The Provo River Aqueduct runs approximately 21.5 miles from the Murdock Diversion in Provo Canyon, northwest along the foothills of the Wasatch Front to the Point of the Mountain near the Utah County/Salt Lake County boundary. The PRA is a spiral-welded steel pipe. Most of the pipe is 126” in diameter. There are sections that are 133”, 126”, 120”, 96” and 84” in diameter, depending on the function.

There are seven siphons along the PRA. The Olmsted Tunnel and Siphon is a 5,200-foot long 96” diameter concrete pipeline which carries water from just below the Murdock Diversion through the mouth of Provo Canyon, under and across the Provo River and connects to the PRA at 800 North in Orem. As the name implies, the Parallel Pipeline is an 84” steel siphon that parallels the Olmsted Siphon and helps improve the hydraulic performance for the whole system. The Pleasant Grove Siphon represents the solution to certain seismic concerns that exist in the foothills of Pleasant Grove City. This siphon is 3,700 feet long and is 126” in diameter. The American Fork Siphon crosses under American Fork Creek and consists of a 1,285-foot long 126” diameter siphon. The Dry Creek Siphon is a 1,300-foot long 126” diameter siphon that crosses under Dry Creek. The reconstruction of State Road 92 resulted in the SR-92 Siphon in 2010. This siphon is 700 feet long and consists of 133” diameter steel pipe. The I-15 Siphon crosses under Interstate 15 and consists of a 1,100-foot long 90” diameter steel-lined concrete siphon near the Point of the Mountain.

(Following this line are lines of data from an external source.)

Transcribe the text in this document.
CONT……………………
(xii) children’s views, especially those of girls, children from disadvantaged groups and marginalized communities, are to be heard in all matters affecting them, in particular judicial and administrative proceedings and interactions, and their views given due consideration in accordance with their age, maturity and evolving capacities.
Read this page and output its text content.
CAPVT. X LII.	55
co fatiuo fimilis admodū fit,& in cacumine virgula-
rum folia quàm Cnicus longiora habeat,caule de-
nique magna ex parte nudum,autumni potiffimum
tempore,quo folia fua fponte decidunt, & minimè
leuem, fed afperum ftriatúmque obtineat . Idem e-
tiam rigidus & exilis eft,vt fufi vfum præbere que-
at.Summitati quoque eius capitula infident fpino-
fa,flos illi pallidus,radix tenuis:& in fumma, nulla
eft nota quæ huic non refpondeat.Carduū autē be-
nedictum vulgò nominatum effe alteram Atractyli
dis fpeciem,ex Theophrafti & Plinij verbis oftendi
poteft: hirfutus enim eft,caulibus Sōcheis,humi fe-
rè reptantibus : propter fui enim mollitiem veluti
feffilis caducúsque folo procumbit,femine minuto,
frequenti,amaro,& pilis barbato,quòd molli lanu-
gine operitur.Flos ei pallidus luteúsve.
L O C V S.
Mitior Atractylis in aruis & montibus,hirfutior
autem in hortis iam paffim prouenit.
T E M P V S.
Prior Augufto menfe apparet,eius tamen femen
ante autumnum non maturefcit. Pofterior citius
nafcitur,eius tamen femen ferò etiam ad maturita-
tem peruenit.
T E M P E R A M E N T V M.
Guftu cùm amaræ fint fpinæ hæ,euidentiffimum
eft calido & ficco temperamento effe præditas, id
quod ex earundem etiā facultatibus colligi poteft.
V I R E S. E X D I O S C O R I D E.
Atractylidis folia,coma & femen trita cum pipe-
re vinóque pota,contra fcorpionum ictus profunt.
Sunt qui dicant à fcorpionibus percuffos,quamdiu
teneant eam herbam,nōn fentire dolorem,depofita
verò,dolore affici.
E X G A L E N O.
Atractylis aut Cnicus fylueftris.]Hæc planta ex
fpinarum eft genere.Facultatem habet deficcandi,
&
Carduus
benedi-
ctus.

Association Lands staff works year-round with jurisdictions and adjacent landowners to license approved uses on the PRA corridor and resolve encroachments or boundary conflicts.

What is the Association’s responsibility?

The Association’s responsibility is to operate and maintain the PRA and the corridor where the PRA resides. This includes the annual filling and startup of the aqueduct. It takes approximately 185 acre feet of water to fill the pipeline each year. At the end of the year, that water is delivered to water users as the pipeline is drained. At startup, all of the operating equipment is inspected and tested for operation. This includes SCADA equipment, valves, controllers, rakes, screens, drains and pumps. All of this equipment is monitored as the irrigation season unfolds. Individual water users work with the Watermaster to schedule when and how much water they want throughout the season. At the end of the season, the PRA is drained and decommissioned for winter. During the winter, portions of the PRA interior are inspected, and preventative maintenance and repairs are made at this time.

A little more information…

The PRA is gravity-fed, meaning no pumps are required to deliver water through the main pipeline. The difference in elevation at the beginning of the canal (the Murdock Diversion in the mouth of Provo Canyon), and the Point of the mountain is only 60 feet. This elevation difference is sufficient to force the water through the canal’s seven siphons. The pipeline itself consists of 32,000 tons of steel coil welded together to make the 21.5 mile aqueduct. There is approximately 186,000 cubic yards of flowable fill concrete supporting the pipe along its 21.5 miles. That’s enough concrete to make a sidewalk 3,587,000 feet long.